Je vois parfois certains signes, comme les 15 millions de lecteurs de Meduza et notre dernier sondage qui a rassemblé 18 000 personnes. C’est bien davantage que n’importe quel sondage mené en Russie par le passé et j’ai le sentiment qu’il y a une nouvelle génération plus tolérante, plus européenne, ouverte aux valeurs communes.

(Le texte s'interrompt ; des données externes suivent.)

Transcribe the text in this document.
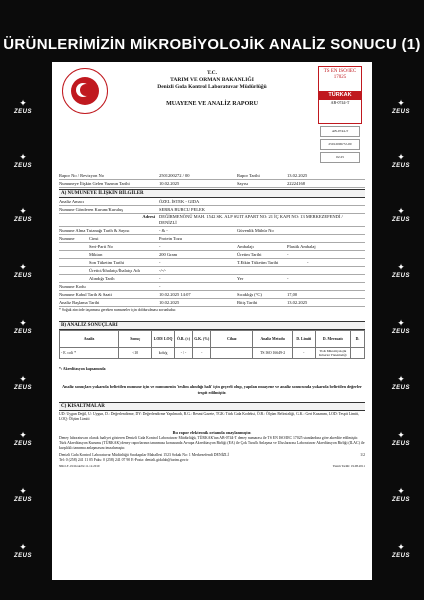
ÜRÜNLERİMİZİN MİKROBİYOLOJİK ANALİZ SONUCU (1)
✦
ZEUS
✦
ZEUS
✦
ZEUS
✦
ZEUS
✦
ZEUS
✦
ZEUS
✦
ZEUS
✦
ZEUS
✦
ZEUS
✦
ZEUS
✦
ZEUS
✦
ZEUS
✦
ZEUS
✦
ZEUS
✦
ZEUS
✦
ZEUS
✦
ZEUS
✦
ZEUS
T.C.
TARIM VE ORMAN BAKANLIĞI
Denizli Gıda Kontrol Laboratuvar Müdürlüğü
MUAYENE VE ANALİZ RAPORU
TS EN ISO/IEC 17025
TÜRKAK
AB-0744-T
AB-0744-T
25012000/72-00
02.25
Rapor No / Revizyon No	2501200272 / 00	Rapor Tarihi	13.02.2025
Numuneye İlişkin Gelen Yazının Tarihi	10.02.2025	Sayısı	22224168
A) NUMUNEYE İLİŞKİN BİLGİLER
Analiz Amacı	ÖZEL İSTEK - GIDA
Numune Gönderen Kurum/Kuruluş	SERRA BURCU PELEK
Adresi DEĞİRMENÖNÜ MAH. 1542 SK. ALP SUIT APART NO: 21 İÇ KAPI NO: 13 MERKEZEFENDİ / DENİZLİ
Numune Alma Tutanağı Tarih & Sayısı	- & -	Güvenlik Mühür No
Numune	Cinsi	Protein Tozu
Seri-Parti No	-	Ambalajı	Plastik Ambalaj
Miktarı	200 Gram	Üretim Tarihi	-
Son Tüketim Tarihi	-	T.Etkin Tüketim Tarihi	-
Üretici/İthalatçı/İhalatçı Adı	-/-/-
Alındığı Tarih	-	Yer	-
Numune Kodu	-
Numune Kabul Tarih & Saati	10.02.2025 14:07	Sıcaklığı (°C)	17,00
Analiz Başlama Tarihi	10.02.2025	Bitiş Tarihi	13.02.2025
* Soğuk zincirde taşınması gereken numuneler için doldurulması zorunludur.
B) ANALİZ SONUÇLARI
Analiz	Sonuç	LOD/ LOQ	Ö.B. (±)	G.K. (%)	Cihaz	Analiz Metodu	D. Limiti	D. Mevzuatı	D.
- E. coli *	<10	kob/g	- / -	-		TS ISO 16649-2	-	TGK Mikrobiyolojik Kriterler Yönetmeliği	
*: Akreditasyon kapsamında
Analiz sonuçları yukarıda belirtilen numune için ve numunenin 'teslim alındığı hali' için geçerli olup, yapılan muayene ve analiz sonucunda yukarıda belirtilen değerler tespit edilmiştir.
C) KISALTMALAR
UD: Uygun Değil, U: Uygun, D.: Değerlendirme, DY: Değerlendirme Yapılmadı, R.G.: Resmi Gazete, TGK: Türk Gıda Kodeksi, Ö.B.: Ölçüm Belirsizliği, G.K.: Geri Kazanım, LOD: Tespit Limiti, LOQ: Ölçüm Limiti
Bu rapor elektronik ortamda onaylanmıştır.
Deney laboratuvarı olarak faaliyet gösteren Denizli Gıda Kontrol Laboratuvar Müdürlüğü, TÜRKAK'tan AB-0744-T deney numarası ile TS EN ISO/IEC 17025 standardına göre akredite edilmiştir.
Türk Akreditasyon Kurumu (TÜRKAK) deney raporlarının tanınması konusunda Avrupa Akreditasyon Birliği (EA) ile Çok Taraflı Anlaşma ve Uluslararası Laboratuvar Akreditasyon Birliği (ILAC) ile karşılıklı tanınma anlaşmasını imzalamıştır.
Denizli Gıda Kontrol Laboratuvar Müdürlüğü Sırakapılar Mahallesi 1523 Sokak No: 1 Merkezefendi DENİZLİ	1/2
Tel: 0 (258) 241 11 05 Faks: 0 (258) 241 07 90 E-Posta: denizli.gidalab@tarim.gov.tr
NRO-F-19/Ocak/02.11.12.2019	Yazım Tarihi: 19.08.2011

Mais en réalité, je n’ai aucun espoir pour l’avenir, parce que toutes les institutions (l’armée, l’administration…) et la majeure partie de la population restent d’excellents serviteurs de Poutine.
On entend souvent dans le discours des opposants que 25 % des Russes soutiennent ouvertement Poutine et que 60 % de la population veut simplement vivre sa vie… Comment toucher et convaincre cette cible ?
C’est la question vitale, le point qui pourrait tout changer, mais malheureusement nous n’avons aucun moyen financier ou technique pour accéder à cette frange de la population. Meduza est le plus grand média d’opposition en langue russe, et il est en permanence au bord de la disparition. Aujourd’hui, nous allons jusqu’à envoyer des PDF à notre audience en lui disant : “Soyez nos ambassadeurs, imprimez ce contenu et partagez-le le plus possible”.